La journée type c’est lever 7h30, amener les filles à l’école et partir de l’école en vélo ou en trail pour 2 – 3h. Puis un peu de temps calme pour le repas et ensuite boulot à la maison, c’est à dire gérer les choses avec mes partenaires : la sortie de mon livre par exemple dans une semaine (ndlr : le livre « Un dernier tour de piste » est sorti le 30 Septembre), ou encore l’événement que j’ai crée l’année dernière à Annecy, une sorte de festival en centre ville sur le thème du biathlon. Les JO 2024 également. Donc plusieurs thématiques et projets qui me tiennent beaucoup à coeur et que j’aborde sur ma demi journée de « travail ».
Pourquoi tu t’arrêtes à 32 ans ? Tu as souvent dit que tu ne voulais pas aller jusqu’à 40 ans comme Bjoerndalen, mais il y avait encore un peu de marge non ?
Oui j’aurais pu continuer, aller jusqu’à Pékin et peut-être ramener un autre titre olympique. Après j’ai vraiment écouté mon ressenti. C’est une des premières décisions dans ma vie qui s’est imposée d’elle-même, je sentais avoir fait le tour de ma vie de biathlète. Je ressentais le besoin de passer plus de temps avec ma famille, l’envie de porter ma voix différemment.

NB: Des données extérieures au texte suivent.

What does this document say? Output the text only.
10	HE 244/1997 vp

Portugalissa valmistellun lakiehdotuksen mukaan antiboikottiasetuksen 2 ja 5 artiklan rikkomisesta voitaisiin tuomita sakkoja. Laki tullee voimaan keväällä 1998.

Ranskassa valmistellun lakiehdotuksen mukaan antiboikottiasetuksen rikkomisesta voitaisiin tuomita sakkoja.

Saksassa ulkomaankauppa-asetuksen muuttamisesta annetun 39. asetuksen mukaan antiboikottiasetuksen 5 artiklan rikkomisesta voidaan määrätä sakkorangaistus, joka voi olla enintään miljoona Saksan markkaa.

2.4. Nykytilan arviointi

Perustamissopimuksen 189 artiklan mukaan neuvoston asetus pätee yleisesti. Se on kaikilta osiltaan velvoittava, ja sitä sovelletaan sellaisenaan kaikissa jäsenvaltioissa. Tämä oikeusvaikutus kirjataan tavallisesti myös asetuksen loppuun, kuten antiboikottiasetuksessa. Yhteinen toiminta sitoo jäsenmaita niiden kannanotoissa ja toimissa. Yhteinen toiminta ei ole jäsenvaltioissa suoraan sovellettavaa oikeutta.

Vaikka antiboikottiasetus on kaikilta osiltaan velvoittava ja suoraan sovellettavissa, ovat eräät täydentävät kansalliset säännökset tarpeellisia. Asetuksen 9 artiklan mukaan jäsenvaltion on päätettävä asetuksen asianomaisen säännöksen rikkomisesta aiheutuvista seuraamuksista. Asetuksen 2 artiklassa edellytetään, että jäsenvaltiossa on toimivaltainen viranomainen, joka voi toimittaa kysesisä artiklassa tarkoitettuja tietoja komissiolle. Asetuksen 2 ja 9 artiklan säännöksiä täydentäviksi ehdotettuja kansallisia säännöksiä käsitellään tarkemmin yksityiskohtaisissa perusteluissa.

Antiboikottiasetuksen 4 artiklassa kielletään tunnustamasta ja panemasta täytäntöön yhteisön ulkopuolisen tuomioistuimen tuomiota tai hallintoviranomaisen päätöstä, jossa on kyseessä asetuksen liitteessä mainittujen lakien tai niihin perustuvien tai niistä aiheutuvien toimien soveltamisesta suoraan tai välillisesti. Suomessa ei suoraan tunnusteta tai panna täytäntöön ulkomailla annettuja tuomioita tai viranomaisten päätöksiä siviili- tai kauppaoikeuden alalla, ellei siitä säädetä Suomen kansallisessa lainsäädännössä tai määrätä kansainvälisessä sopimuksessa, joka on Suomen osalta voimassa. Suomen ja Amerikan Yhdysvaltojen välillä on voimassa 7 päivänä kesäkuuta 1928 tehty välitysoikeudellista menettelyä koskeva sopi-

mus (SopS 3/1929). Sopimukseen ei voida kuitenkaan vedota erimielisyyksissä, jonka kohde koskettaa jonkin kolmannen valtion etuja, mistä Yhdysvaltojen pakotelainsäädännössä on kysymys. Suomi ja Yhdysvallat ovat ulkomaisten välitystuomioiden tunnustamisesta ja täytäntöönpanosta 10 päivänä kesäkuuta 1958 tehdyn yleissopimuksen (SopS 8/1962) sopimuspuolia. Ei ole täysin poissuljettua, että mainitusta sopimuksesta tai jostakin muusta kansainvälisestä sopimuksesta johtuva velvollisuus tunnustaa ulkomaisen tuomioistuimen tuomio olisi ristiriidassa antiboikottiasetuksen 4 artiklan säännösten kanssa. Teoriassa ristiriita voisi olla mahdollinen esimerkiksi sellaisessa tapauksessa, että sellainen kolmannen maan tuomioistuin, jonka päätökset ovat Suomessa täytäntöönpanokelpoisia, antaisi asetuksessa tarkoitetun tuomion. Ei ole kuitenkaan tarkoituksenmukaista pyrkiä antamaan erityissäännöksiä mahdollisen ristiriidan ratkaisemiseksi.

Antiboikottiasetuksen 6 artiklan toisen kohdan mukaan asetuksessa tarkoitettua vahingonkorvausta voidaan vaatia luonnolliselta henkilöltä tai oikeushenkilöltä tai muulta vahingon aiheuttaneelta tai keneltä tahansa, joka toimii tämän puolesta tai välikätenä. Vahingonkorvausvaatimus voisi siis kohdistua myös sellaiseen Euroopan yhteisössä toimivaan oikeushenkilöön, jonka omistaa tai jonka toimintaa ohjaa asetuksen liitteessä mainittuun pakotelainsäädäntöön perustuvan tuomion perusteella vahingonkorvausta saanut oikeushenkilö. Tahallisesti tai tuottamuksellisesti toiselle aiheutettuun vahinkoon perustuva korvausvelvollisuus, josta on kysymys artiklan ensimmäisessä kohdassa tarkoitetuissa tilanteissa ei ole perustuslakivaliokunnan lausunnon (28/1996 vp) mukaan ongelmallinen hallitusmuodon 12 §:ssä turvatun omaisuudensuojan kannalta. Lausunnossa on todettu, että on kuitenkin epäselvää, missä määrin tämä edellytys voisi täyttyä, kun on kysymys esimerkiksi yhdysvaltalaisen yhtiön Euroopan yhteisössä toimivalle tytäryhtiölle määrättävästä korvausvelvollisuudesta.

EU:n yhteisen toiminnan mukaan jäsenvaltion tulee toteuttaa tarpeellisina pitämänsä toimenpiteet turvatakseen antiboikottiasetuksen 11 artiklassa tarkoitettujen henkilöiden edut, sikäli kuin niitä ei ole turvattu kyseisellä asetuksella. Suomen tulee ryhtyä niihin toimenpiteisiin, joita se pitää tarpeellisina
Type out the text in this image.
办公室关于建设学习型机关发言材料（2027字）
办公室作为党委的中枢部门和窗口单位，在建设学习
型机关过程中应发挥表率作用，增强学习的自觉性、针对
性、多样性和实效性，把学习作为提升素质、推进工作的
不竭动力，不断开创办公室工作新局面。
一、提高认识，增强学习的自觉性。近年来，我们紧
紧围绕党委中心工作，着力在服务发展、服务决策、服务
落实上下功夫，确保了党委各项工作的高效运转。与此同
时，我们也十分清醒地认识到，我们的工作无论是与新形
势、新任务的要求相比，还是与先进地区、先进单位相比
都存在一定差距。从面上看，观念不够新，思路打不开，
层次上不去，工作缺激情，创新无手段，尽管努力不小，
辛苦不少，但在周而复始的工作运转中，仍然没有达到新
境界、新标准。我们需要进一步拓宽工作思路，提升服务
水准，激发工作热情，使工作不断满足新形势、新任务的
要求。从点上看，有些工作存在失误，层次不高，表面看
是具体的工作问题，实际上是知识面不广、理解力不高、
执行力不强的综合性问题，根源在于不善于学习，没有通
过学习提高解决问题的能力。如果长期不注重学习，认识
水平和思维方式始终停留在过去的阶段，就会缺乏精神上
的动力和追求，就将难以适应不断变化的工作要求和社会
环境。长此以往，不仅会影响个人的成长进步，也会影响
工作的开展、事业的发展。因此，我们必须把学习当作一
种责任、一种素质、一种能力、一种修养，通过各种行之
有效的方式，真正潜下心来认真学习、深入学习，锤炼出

Et surtout je n’étais pas prêt à faire des compromis. (…) Pour moi, si je continuais, c’était pour le faire à 100% comme je l’ai toujours fait, pour ne jamais rien regretter, et aujourd’hui je ne me sentais plus prêt à faire ce 100%. J’avais l’envie d’autres choses, de nouveaux horizons, plus de temps avec ma famille. J’ai pesé le pour et le contre, pourquoi 2 ans de plus ? Qu’est ce que cela m’apporterait, qu’est ce que j’aurais à y gagner en plus ? Donc la décision s’est imposée un peu d’elle-même. Et puis j’ai reçu quelques signes, comme ma dernière course 10 ans jour pour jour après ma première victoire. Ce sont des petites choses qui confirment le fait que c’était l’heure de tourner la page.
Avec 6 petits mois de recul, est ce que tu as obtenu ce que tu cherchais dans cette fin de cycle, ce début de retraite ?
Vraiment ! Après je ne suis qu’au début du process, qui est de trouver ma nouvelle voie, et d’arriver à être aussi à l’aise dans ce que je fais aujourd’hui que dans ce que je faisais hier. C’est un défi au quotidien. Mais c’est vrai qu’avec la période qu’on a connue, notamment avec le confinement que j’ai passé avec mes filles, cela m’a conforté dans mon choix, dans cette volonté de m’ouvrir un peu plus, de relâcher une pression qui était importante, et que j’avais sur les épaules depuis que j’ai 15 ans. (…) Donc je suis heureux aujourd’hui de ne plus la ressentir, je ne regrette vraiment rien et je suis heureux de pouvoir envisager les choses différemment.
Au niveau professionnel, tu es toujours dans l’armée ?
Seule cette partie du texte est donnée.